2. Size: Line A'B' would be thirteen times longer than line AB. The scale factor of 13 indicates that the distances between any two corresponding points on line AB and line A'B' would be multiplied by 13.
In summary, regardless of the scale factor, line A'B' will always pass through the origin. The size of line A'B' will be multiplied by the scale factor with respect to line AB.
To describe the effect of the dilation on line AB, we need to understand what dilation means. Dilation is a transformation that changes the size of an object, but not its shape. It is performed by multiplying the coordinates of each point by a scale factor.
In this case, line AB is dilated with a scale factor of 3 and a center of dilation at the origin. This means that every point on line AB is stretched or contracted three times its original distance from the origin.
The effect of this dilation on line AB can be described as follows:
1. Relative Location: The center of dilation is the origin, which means that line AB moves closer or farther away from the origin while maintaining its direction. If line AB does not pass through the origin, the center of dilation will cause the line to shift relative to the origin. However, the relative position of the points on line AB remains the same.
2. Size: The scale factor of 3 means that every point on line AB is stretched or contracted three times its original distance from the origin.

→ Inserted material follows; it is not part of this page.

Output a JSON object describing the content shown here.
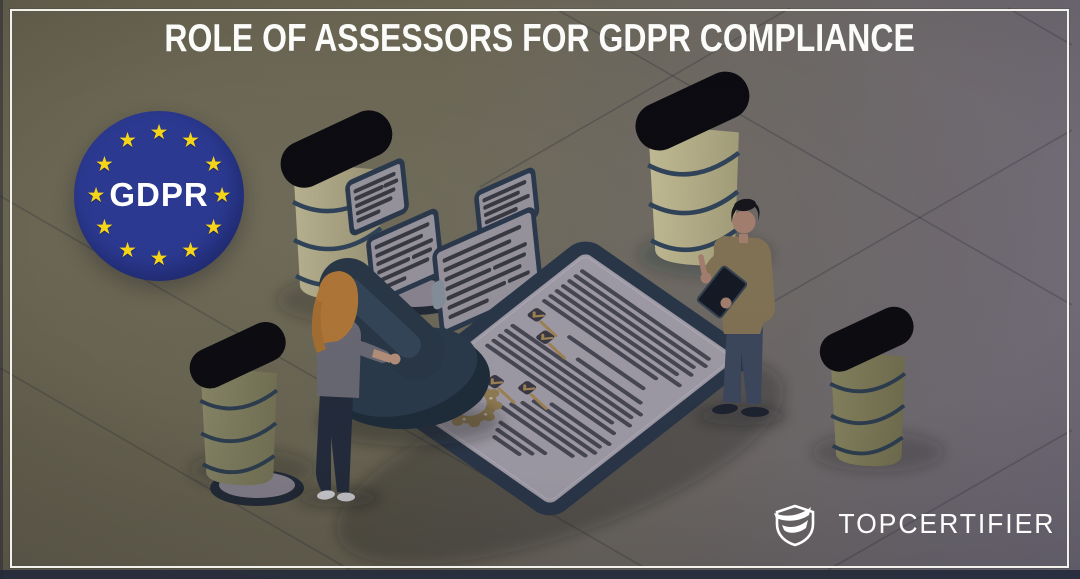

As a result, line A'B' will be three times longer or shorter than line AB, depending on the direction of dilation. If the points on line AB were closer to the origin, line A'B' will be smaller in size compared to line AB. Conversely, if the points on line AB were farther from the origin, line A'B' will be larger in size compared to line AB.
Now, if line AB was dilated with a scale factor of 13 instead of 3, the effect of the dilation on line AB would change:
1. Relative Location: The center of dilation is still the origin, so the line would still shift relative to the origin if it does not pass through it. The points on line AB would maintain their relative position.
2. Size: The scale factor of 13 means that every point on line AB is stretched or contracted thirteen times its original distance from the origin. As a result, line A'B' would be thirteen times longer or shorter than line AB, depending on the direction of dilation. If the points on line AB were closer to the origin, line A'B' would be smaller in size compared to line AB. Conversely, if the points on line AB were farther from the origin, line A'B' would be larger in size compared to line AB.
In summary, the effect of the dilation on line AB includes a shift in relative location if the line does not pass through the origin, and a change in size based on the scale factor. The larger the scale factor, the greater the change in size compared to the original line AB.
Well, let's get this straight. Line AB is just minding its own business on the coordinate plane, not bothering anyone and certainly not passing through the origin. But then here comes this dilation, with a scale factor of 3 and a center of dilation at the origin, like, "Hey, Line AB, wanna get bigger?"
So line A'B' is created, and what happens? Well, the dilation with a scale factor of 3 means that line A'B' is now 3 times as long as line AB. It's like Line AB hit the gym and fully embraced the gains.
In terms of relative location, line A'B' is still connected to the origin, while line AB is not. So, imagine line AB is a loner hanging out somewhere far away, and line A'B' is like, "Hey, I'm connected to the popular crowd at the origin!"
Now, let's kick it up a notch. If line AB was dilated with a scale factor of 13, hold on to your hats! Line A'B' would be a whopping 13 times longer than line AB. It's like line AB hit the jackpot and became super-sized.
And the relative location would still be the same, line A'B' would proudly be connected to the origin, while line AB continues to do its own thing and not bother with origin drama.
So there you have it, the effect of the dilation on line AB is that line A'B' gets way longer and, if scaled up even more, line A'B' becomes a giant compared to line AB. Life's all about those proportional gains, my friend!